There were times when the veteran thought about calling it quits too and just taking the limited exemption that he had based off of where he finished the 2014 season too. Specifically, Brad mentioned getting ready to start play at the second stage at TPC Craig Ranch in McKinney, Texas.
“On the first day of Second Stage, it was just so cold,” said Fritsch. “You couldn’t warm up for more than five or 10 minutes, because your hands would freeze. I stood against this wall that blocked the wind, and I thought, ‘I already have status out here a little bit; I could go home right now.’ It was miserable, and I thought about it. But I figured, ‘We’re there, so we might as well go play.'”
Good thing he played as well. He finished third at that event which go him to PGA National and then went out and handled the 151 player field in the Final Stage to win.
Even in winning the six day marathon event, nothing came easy. He opened with an even par 72 in the first round before going on a tear in the next three rounds shooting 64-65-65 respectively. Even with those low scores he never really started to break away from the pack until late in the day on Sunday but he just kept firing away and playing his game. Even in Tuesday’s final round, where he entered the day with a five shot lead, he never really backed off. Up six and seven shots and with runner up Andrew Landry and the rest of the field running out of holes, Fritsch continued to play aggressive, firing a pins when simply safely getting on the green and two putting would have been more than enough to secure the win.

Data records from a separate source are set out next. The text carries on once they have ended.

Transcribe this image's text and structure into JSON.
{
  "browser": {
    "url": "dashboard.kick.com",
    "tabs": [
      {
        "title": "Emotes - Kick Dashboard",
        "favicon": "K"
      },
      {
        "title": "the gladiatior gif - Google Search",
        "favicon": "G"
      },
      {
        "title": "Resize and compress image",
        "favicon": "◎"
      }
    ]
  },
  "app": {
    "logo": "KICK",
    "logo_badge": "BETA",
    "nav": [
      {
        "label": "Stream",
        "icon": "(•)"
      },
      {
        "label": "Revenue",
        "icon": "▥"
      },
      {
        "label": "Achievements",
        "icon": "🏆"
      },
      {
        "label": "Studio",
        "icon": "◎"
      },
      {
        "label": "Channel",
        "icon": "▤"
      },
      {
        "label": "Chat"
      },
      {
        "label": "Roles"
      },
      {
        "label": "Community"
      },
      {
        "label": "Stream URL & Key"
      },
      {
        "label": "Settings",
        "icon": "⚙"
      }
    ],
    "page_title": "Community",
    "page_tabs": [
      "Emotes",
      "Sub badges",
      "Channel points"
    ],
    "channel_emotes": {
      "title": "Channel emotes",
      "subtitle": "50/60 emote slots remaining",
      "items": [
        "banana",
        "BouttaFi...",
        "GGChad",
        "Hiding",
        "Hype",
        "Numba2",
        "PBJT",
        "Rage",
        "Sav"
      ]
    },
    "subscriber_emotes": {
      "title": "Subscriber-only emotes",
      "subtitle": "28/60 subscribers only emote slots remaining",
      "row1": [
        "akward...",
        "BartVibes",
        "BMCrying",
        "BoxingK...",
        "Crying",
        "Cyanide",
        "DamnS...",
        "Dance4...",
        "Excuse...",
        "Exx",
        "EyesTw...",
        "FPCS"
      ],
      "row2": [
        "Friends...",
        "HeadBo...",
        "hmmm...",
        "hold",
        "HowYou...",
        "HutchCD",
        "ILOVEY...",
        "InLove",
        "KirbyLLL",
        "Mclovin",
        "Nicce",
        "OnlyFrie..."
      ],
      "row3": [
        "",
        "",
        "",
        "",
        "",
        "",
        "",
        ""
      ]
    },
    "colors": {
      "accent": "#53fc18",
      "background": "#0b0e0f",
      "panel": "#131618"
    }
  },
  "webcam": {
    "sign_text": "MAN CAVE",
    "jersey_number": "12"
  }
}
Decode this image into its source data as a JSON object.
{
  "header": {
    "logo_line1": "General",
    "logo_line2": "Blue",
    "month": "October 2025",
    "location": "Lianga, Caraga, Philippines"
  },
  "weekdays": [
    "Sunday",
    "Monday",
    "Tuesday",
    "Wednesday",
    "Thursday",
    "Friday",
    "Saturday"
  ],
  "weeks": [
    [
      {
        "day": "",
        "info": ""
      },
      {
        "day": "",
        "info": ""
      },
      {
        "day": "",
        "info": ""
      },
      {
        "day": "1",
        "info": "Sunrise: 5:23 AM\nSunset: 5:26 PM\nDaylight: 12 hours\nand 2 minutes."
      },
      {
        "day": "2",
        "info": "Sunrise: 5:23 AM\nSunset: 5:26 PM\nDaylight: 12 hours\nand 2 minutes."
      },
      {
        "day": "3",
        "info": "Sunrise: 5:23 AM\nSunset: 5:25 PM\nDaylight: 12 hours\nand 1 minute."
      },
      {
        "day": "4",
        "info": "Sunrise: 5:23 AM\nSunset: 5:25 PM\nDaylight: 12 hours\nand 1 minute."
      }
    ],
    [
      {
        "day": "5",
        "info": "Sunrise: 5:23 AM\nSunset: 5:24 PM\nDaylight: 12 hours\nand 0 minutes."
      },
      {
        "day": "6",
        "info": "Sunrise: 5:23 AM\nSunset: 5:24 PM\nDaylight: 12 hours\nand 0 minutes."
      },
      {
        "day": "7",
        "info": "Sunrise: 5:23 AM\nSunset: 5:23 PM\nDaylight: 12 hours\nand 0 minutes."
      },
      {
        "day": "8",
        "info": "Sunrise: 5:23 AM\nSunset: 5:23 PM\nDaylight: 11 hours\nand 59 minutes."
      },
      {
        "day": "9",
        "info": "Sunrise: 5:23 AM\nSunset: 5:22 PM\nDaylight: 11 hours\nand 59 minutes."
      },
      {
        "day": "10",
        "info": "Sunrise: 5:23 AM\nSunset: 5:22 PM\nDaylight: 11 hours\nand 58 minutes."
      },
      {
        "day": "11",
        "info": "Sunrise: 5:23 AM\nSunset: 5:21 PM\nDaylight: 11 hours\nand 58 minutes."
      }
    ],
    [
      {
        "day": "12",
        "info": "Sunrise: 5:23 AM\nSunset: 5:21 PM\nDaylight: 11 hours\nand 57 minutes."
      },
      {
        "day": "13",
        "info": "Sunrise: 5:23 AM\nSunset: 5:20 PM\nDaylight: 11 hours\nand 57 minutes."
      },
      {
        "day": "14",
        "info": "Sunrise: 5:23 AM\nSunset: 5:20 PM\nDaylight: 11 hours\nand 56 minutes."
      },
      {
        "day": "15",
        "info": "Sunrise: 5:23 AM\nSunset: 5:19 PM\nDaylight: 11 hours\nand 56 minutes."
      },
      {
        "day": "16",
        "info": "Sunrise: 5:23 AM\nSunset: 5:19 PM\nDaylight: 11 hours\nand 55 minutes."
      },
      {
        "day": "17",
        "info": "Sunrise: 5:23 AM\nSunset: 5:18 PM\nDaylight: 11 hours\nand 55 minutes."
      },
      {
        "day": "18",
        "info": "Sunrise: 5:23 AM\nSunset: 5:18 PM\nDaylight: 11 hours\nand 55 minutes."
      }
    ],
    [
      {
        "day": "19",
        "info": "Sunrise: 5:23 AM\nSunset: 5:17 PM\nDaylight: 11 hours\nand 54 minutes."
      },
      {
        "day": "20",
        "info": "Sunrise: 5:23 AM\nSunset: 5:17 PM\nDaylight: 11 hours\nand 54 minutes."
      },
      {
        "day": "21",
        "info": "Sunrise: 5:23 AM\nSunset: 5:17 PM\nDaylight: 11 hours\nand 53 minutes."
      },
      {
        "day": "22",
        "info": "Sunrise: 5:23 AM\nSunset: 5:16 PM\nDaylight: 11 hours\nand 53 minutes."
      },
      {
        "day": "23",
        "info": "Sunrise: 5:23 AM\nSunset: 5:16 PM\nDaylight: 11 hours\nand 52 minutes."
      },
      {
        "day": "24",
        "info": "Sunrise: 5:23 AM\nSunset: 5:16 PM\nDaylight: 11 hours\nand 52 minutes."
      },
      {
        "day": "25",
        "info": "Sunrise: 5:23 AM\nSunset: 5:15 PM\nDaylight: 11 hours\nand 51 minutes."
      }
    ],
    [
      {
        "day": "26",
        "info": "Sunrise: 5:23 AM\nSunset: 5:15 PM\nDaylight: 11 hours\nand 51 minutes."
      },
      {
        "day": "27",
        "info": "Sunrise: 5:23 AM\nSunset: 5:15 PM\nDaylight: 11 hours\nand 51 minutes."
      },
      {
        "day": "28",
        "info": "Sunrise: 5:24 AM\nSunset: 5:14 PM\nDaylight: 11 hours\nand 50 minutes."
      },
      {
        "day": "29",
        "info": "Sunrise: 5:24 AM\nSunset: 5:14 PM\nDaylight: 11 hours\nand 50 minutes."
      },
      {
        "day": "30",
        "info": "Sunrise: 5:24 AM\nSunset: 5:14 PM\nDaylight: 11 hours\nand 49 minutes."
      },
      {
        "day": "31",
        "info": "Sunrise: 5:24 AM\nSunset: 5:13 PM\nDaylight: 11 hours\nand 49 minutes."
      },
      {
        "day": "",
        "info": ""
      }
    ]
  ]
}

“I think executing down the stretch and learning how to build a big lead, learning how to play with a big lead, is important. You can start to play defense, and I didn’t, and I’m happy about that.”
It’s even more important when you consider this was Fritsch’s first win on any professional tour. In fact, it had been so long since Fritsch won a golf event that he had trouble remembering the last time he won when asked about it after his round.
“I think finally winning is great for my mind,” said Fritsch. “Because I was never much of a winner in junior golf, amateur golf, whatever. This is great, because I finally got out to a big, big lead. Usually for me, if I’m in first or second or third with one round remaining, I play an OK round and finish second or third. That’s not terrible, but it was nice to execute in the final round when I had to.”
Despite the win, Fritsch remained humble and down to earth in his post round interview. He credited his caddie for reading his putts throughout the week and joked about how it was tough to watch his hometown Ottawa Senators lose to Buffalo on Monday night.
He will now get to pick his own schedule on the Web.com Tour as he tries to get back to the PGA Tour. There is one big difference between this time and when he did this a few years ago, a trophy to put on his mantle.